If I was given Assembly code like the below, how could I determine how many clock cycles it will take to execute?
ldi r20, 250
loop: inc r20
brne loop
nop
In the datasheet, all the instructions take up 16 bits (1 instruction word).
Attempting it myself, I get 14 as the answer. Since ldi r20, 250 is called once (1 cycle), then the loop is called 6 times before overflow to zero occurs (6x2=12 cycles). And finally at the end, nop takes 1 cycle. In total that is 14 cycles.

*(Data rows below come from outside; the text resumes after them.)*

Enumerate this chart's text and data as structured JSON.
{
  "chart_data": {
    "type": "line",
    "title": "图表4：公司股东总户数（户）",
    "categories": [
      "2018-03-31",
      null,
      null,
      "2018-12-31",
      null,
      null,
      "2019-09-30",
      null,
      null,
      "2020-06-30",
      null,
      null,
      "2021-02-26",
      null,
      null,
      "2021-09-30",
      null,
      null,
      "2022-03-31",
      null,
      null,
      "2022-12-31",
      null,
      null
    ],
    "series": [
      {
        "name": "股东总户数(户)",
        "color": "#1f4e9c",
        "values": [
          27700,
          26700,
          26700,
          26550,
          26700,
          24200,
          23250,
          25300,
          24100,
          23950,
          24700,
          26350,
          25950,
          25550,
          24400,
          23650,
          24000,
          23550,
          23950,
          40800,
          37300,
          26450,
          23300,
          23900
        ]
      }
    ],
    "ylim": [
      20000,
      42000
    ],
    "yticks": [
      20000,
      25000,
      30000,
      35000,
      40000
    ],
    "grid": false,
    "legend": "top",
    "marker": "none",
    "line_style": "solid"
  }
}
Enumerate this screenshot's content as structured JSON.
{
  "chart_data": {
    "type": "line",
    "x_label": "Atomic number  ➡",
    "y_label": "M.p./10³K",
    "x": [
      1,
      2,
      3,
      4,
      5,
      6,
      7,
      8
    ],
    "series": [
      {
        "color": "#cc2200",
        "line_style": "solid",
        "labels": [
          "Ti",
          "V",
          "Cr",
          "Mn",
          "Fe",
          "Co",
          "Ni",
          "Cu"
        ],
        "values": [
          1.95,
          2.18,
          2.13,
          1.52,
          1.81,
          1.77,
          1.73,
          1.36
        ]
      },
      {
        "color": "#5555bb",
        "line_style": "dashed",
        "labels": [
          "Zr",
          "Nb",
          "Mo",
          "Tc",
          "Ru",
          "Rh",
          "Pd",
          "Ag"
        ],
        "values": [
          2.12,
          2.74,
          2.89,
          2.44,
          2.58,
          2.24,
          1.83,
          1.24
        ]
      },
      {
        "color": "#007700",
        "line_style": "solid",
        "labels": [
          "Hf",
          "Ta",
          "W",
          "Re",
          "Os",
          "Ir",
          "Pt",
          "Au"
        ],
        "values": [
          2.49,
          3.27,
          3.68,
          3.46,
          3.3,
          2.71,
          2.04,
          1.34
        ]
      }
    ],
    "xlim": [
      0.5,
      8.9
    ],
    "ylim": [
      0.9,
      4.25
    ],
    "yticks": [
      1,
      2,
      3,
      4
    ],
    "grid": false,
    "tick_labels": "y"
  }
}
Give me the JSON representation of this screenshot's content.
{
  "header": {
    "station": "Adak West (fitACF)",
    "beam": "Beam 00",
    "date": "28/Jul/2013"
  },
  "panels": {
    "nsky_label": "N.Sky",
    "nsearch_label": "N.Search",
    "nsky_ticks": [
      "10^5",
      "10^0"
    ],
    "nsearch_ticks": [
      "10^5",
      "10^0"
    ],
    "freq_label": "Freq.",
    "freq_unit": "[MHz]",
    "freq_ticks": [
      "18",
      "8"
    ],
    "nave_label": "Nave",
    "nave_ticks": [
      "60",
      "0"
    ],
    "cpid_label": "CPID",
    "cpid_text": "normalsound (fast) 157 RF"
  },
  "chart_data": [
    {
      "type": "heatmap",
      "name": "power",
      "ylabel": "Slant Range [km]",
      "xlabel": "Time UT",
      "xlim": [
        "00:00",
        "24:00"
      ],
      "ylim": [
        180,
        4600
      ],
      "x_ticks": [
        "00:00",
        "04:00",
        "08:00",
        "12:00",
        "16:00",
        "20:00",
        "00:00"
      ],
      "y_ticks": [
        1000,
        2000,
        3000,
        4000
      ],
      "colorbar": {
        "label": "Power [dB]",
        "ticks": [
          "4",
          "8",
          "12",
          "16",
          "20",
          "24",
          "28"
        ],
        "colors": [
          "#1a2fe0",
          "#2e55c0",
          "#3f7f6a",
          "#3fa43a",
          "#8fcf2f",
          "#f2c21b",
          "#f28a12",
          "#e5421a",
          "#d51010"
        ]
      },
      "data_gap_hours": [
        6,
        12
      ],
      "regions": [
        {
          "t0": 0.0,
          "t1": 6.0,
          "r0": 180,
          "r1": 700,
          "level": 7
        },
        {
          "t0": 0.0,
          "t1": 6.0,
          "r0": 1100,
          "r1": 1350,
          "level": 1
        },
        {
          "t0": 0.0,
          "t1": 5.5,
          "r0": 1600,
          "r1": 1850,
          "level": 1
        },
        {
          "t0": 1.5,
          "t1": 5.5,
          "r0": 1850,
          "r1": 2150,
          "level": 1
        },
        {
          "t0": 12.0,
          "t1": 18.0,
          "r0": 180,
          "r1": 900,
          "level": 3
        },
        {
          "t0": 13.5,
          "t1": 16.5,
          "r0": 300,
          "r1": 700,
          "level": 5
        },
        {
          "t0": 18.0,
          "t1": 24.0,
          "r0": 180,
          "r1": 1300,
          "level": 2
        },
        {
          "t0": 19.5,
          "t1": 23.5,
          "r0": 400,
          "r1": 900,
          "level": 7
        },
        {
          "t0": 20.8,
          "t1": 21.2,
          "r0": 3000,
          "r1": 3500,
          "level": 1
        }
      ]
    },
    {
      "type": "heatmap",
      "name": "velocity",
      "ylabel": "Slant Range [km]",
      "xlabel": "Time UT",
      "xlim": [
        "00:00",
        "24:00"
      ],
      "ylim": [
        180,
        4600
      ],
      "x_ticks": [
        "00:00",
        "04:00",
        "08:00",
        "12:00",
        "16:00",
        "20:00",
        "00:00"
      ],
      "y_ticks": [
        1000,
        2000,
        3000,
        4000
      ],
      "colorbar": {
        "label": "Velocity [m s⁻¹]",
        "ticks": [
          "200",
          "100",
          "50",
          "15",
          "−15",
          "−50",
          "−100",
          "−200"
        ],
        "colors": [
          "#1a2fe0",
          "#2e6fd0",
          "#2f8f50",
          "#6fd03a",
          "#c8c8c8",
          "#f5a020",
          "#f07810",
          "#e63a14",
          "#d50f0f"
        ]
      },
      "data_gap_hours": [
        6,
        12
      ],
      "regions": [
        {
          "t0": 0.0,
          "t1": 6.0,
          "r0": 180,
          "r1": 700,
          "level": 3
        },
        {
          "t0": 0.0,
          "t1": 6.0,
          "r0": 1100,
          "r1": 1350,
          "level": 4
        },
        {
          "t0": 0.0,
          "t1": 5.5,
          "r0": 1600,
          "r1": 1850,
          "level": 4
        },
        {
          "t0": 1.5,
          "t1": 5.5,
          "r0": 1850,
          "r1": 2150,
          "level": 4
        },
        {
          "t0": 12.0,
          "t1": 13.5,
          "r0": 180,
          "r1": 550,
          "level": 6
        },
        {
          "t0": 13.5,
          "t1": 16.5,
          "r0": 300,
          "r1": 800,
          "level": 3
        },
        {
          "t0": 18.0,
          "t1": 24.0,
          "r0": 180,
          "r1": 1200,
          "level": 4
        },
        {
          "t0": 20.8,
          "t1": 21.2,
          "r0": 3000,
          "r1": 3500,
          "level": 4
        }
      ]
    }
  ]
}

However, the answer is apparently 19 cycles. Would anyone be able to tell me what I have done wrong?
You've skipped including the inc at each loop. So each loop will be brne (2) + inc (1). Therefore your calculation should be (r20 value in brackets):
1
1 (251)
2
1 (252)
2
1 (253)
2
1 (254)
2
1 (255)
2
1 (0)
1
1
The brne is 1 cycle when the branch is not taken.
Its a bit more visible if you unroll that loop:
; (4 cycles)
ldi r20, 250 ; 1
inc r20 ; 1
nop ; these two represent the brne at 2 cycles because it branches
nop
; (3 cycles)
inc r20 ; 1
nop ; these two represent the brne at 2 cycles because it branches
nop
; (3 cycles)
inc r20 ; 1
nop ; these two represent the brne at 2 cycles because it branches
nop
; (3 cycles)
inc r20 ; 1
nop ; these two represent the brne at 2 cycles because it branches
nop
; (3 cycles)
inc r20 ; 1
nop ; these two represent the brne at 2 cycles because it branches
nop
; (2 cycles)
inc r20 ; 1
nop ; this represents the brne at 1 cycle, because its just overflowed and therefore ** will not branch **
; (1 cycle)
nop